Relatives and colleagues of the journalist condemned without proof for spying for Taiwan have indicted the unjust Chinese legal system that did not even take the arguments presented for the appeal into account.
Beijing (AsiaNews/Agencies) The High Court in Beijing today rejected the appeal presented by Ching Cheong, a Hong Kong journalist convicted without proof and sentenced to five years in prison for "spying for Taiwan". His relatives and supporters in the Territory described the sentence as "shocking".

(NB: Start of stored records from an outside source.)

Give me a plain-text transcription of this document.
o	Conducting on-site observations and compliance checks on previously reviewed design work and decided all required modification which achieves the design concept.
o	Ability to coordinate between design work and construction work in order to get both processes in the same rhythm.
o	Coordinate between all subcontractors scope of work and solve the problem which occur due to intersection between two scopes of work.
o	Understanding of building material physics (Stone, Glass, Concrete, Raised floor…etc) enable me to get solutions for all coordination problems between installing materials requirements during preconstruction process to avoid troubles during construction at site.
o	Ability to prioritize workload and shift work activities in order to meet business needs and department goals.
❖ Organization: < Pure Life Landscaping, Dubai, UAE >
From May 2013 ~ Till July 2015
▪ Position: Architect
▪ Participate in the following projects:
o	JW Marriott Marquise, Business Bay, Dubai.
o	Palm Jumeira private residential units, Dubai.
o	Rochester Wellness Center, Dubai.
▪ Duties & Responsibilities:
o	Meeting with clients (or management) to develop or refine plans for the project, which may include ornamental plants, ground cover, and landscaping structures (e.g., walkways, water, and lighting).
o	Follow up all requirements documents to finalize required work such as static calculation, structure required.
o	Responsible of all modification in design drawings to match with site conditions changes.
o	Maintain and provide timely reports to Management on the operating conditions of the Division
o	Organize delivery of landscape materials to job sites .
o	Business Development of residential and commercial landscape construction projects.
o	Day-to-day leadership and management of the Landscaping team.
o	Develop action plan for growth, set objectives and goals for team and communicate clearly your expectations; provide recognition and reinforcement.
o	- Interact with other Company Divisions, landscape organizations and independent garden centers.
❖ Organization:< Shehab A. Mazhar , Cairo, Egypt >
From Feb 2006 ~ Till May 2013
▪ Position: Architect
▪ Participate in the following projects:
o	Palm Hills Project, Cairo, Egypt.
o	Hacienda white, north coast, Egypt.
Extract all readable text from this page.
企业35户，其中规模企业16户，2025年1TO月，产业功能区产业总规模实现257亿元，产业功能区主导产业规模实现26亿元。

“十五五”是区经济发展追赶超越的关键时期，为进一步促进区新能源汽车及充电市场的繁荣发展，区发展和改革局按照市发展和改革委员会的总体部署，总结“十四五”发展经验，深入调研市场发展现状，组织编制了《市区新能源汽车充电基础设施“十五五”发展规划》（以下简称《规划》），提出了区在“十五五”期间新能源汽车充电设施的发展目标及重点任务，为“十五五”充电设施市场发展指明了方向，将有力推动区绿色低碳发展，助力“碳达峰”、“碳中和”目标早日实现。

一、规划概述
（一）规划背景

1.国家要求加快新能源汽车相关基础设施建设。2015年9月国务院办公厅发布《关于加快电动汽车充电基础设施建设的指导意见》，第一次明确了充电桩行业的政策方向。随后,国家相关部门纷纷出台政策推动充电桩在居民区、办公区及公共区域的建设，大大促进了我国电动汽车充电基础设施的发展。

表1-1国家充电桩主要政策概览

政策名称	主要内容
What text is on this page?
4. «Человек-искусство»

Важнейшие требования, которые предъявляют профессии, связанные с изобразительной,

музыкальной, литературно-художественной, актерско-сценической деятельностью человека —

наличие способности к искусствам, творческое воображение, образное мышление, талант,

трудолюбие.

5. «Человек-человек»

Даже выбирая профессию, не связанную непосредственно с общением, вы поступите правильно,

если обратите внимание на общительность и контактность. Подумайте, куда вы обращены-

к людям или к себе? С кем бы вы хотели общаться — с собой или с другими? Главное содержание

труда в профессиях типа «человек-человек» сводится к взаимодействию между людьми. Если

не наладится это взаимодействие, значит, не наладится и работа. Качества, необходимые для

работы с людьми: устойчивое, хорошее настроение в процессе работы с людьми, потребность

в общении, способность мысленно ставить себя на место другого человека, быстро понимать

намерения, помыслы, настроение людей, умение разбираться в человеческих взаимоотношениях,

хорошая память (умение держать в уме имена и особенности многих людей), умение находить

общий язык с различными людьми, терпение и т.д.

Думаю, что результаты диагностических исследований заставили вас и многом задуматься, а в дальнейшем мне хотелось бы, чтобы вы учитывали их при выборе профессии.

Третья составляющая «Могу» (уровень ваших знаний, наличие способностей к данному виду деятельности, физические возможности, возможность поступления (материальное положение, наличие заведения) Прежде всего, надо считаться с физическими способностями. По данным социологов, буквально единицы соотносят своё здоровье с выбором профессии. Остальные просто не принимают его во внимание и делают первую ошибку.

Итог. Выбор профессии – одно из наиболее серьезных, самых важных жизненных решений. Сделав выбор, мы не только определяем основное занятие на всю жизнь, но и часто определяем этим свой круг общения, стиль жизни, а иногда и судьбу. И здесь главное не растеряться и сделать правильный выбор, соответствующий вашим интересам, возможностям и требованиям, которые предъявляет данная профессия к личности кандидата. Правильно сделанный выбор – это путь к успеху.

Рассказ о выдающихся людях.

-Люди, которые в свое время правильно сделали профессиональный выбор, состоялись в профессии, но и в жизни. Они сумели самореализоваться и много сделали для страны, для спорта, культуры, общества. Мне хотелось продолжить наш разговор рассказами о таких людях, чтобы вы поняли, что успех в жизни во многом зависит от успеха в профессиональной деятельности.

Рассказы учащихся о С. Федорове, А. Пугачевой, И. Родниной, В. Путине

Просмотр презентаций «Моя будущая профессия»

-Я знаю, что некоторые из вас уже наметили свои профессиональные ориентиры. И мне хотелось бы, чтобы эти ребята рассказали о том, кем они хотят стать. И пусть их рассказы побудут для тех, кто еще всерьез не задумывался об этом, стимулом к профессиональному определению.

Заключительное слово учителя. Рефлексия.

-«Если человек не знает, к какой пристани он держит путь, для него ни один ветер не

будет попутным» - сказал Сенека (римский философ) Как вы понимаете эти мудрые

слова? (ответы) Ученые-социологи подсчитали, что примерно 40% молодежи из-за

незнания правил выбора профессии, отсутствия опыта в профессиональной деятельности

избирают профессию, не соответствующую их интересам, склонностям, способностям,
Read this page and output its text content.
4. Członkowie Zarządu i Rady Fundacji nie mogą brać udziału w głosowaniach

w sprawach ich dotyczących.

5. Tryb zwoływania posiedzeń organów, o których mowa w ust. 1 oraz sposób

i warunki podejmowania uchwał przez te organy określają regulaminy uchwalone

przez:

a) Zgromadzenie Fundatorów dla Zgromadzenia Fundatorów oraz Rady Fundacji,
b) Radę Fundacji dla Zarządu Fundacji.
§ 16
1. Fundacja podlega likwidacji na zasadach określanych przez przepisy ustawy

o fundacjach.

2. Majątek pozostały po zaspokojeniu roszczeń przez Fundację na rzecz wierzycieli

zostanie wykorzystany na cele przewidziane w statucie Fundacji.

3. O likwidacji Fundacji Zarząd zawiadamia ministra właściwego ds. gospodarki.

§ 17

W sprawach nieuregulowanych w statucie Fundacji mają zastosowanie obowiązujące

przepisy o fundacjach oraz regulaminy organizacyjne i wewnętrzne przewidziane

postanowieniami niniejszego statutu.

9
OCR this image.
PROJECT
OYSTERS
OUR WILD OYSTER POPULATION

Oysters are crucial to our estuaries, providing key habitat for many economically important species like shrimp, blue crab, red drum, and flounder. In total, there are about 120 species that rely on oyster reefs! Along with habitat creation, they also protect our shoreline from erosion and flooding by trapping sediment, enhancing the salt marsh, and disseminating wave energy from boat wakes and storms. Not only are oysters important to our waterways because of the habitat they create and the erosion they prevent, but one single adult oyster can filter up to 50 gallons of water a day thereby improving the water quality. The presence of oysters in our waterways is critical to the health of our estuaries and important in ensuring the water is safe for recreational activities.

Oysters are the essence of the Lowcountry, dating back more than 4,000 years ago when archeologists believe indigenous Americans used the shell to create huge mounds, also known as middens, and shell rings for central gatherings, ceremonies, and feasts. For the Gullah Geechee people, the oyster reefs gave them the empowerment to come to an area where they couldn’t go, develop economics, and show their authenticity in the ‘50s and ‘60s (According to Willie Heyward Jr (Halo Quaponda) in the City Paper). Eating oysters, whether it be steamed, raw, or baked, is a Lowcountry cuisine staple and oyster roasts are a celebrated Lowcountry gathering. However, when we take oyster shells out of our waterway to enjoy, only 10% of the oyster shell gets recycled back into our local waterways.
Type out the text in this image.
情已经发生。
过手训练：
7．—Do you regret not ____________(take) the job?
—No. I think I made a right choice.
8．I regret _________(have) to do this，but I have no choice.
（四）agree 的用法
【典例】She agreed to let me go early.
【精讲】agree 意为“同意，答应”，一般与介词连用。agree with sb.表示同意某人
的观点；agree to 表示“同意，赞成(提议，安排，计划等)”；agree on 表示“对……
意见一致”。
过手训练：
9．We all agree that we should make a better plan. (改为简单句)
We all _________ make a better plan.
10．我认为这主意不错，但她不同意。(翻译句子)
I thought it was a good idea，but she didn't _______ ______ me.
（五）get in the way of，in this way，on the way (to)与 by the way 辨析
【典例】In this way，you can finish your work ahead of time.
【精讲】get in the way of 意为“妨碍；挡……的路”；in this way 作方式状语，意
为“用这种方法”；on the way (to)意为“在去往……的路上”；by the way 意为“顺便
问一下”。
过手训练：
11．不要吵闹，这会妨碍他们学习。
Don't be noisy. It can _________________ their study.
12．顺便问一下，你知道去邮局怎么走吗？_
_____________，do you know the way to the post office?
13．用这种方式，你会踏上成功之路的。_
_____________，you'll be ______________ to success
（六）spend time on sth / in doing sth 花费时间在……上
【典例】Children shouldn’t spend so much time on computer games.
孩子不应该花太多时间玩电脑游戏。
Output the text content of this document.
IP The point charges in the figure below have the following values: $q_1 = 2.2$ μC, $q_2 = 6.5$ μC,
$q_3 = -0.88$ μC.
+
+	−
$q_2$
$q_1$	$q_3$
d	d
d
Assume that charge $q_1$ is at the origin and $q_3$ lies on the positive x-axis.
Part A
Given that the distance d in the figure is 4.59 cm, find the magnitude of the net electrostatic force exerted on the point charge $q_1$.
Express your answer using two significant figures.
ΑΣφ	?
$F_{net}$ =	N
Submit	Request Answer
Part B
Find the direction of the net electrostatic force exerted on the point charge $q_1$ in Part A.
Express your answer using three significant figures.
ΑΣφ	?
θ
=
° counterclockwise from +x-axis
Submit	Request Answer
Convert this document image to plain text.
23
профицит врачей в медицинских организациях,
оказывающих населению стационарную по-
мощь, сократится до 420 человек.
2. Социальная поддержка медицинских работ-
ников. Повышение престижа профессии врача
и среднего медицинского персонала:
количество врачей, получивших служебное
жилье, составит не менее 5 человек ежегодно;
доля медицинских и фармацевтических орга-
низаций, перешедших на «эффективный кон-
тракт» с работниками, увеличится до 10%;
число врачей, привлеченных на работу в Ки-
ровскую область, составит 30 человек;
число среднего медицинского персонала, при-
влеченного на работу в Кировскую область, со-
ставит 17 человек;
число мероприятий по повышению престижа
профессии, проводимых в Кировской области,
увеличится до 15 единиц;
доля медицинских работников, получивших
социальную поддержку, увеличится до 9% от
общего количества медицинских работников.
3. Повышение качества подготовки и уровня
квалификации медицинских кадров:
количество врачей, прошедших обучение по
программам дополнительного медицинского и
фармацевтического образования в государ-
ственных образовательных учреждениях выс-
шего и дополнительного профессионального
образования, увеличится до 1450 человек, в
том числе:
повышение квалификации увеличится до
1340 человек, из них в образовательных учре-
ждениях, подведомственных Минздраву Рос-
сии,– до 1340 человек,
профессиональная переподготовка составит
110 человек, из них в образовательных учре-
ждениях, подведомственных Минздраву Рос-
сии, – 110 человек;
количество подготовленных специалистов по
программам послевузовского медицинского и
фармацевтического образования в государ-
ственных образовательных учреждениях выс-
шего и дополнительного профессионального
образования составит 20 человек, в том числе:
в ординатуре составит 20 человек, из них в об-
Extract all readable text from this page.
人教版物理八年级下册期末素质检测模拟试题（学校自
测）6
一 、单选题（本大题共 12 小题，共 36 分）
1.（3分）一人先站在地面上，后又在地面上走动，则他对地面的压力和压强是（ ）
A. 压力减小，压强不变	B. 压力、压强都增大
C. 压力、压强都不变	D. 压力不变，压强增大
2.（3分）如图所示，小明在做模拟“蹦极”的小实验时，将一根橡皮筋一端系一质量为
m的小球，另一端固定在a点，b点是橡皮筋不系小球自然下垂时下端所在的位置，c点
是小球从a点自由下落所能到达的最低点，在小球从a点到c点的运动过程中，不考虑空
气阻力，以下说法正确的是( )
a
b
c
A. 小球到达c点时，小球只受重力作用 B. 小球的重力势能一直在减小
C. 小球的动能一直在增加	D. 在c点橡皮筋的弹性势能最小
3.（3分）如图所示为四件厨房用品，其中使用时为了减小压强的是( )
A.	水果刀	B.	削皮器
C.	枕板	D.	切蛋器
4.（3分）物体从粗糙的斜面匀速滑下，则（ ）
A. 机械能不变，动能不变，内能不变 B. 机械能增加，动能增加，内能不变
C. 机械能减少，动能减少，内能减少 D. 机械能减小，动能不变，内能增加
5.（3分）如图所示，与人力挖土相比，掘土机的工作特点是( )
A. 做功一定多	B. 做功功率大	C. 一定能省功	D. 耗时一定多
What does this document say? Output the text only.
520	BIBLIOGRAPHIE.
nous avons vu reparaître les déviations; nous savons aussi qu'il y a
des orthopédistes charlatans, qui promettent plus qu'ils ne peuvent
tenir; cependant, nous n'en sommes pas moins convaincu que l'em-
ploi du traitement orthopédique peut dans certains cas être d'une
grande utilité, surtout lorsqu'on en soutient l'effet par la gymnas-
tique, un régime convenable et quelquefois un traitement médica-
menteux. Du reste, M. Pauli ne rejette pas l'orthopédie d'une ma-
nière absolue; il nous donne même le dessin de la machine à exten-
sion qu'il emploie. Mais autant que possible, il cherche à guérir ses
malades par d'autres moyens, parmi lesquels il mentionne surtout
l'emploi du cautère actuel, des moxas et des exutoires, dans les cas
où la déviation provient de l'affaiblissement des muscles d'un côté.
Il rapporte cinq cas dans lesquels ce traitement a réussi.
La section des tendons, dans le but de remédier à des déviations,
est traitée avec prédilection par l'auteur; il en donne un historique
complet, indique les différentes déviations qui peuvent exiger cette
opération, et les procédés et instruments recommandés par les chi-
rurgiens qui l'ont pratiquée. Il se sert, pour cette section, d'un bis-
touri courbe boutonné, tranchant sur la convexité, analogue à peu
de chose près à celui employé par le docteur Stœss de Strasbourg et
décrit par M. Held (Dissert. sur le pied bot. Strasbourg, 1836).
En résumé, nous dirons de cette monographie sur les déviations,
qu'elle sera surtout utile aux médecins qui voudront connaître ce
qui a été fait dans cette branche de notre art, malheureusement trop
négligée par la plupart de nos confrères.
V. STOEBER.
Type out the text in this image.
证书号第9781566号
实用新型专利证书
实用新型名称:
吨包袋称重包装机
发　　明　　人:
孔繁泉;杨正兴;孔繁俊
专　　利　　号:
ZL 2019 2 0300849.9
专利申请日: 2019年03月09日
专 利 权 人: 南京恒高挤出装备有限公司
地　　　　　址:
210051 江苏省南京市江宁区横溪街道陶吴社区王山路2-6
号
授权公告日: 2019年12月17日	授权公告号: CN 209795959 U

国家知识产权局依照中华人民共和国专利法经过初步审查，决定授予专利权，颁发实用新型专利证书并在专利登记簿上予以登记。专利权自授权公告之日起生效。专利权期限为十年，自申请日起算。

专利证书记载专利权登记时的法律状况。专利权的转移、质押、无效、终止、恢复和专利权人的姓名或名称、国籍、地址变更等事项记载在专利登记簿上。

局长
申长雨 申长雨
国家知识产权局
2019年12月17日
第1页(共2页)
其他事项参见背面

The Beijing court maintained that the five-year sentence for Ching former chief China correspondent for Singapore's Straits Times was "accurate in application of the law and an appropriate punishment". A judge of the court said "Ching's right of appeal had been fully guaranteed".
Ching's family attended the hearing. They said they were "shocked" and "disappointed with the mainland's legal system". Ching's elder brother, Ching Hai, said: "We feel very sad and shocked. The judge completely agreed with the lower court and rejected our grounds for appeal. We think it's very unfair,"
From Hong Kong, colleagues and supporters of Ching accused the High Court of "ignoring the defence argument" and said that "put serious doubt about the fairness of China's legal system".
Ching, 56, has been under arrest since April 2005. On 31 August, the court condemned him to five years in jail: the journalist was said to have confessed to selling military secrets to Taiwan and to setting up a spy network to "sell state secrets" to foreign powers.
The journalist's lawyers described his sentence as "mistaken, because it was pronounced without proof" while Taipei has often said the charges are unfounded and has given unequivocal guarantees of the reporter's innocence.
In China, most information pertaining to the life of the nation is considered to be "state secret" and revealing it through the media is branded as "an attempt against state security". Currently at least 42 journalists are in prison because of this.
Dissident figures have told AsiaNews that the reasons for Ching Cheong's arrest are to be found in his research on Zhao Ziyang, who was secretary of the Party during the time of the pro-democracy uprisings, and about the Tiananmen massacre in 1989. The government continues to justify the massacre as a "minor" evil which guaranteed national stability and order, leading to economic success.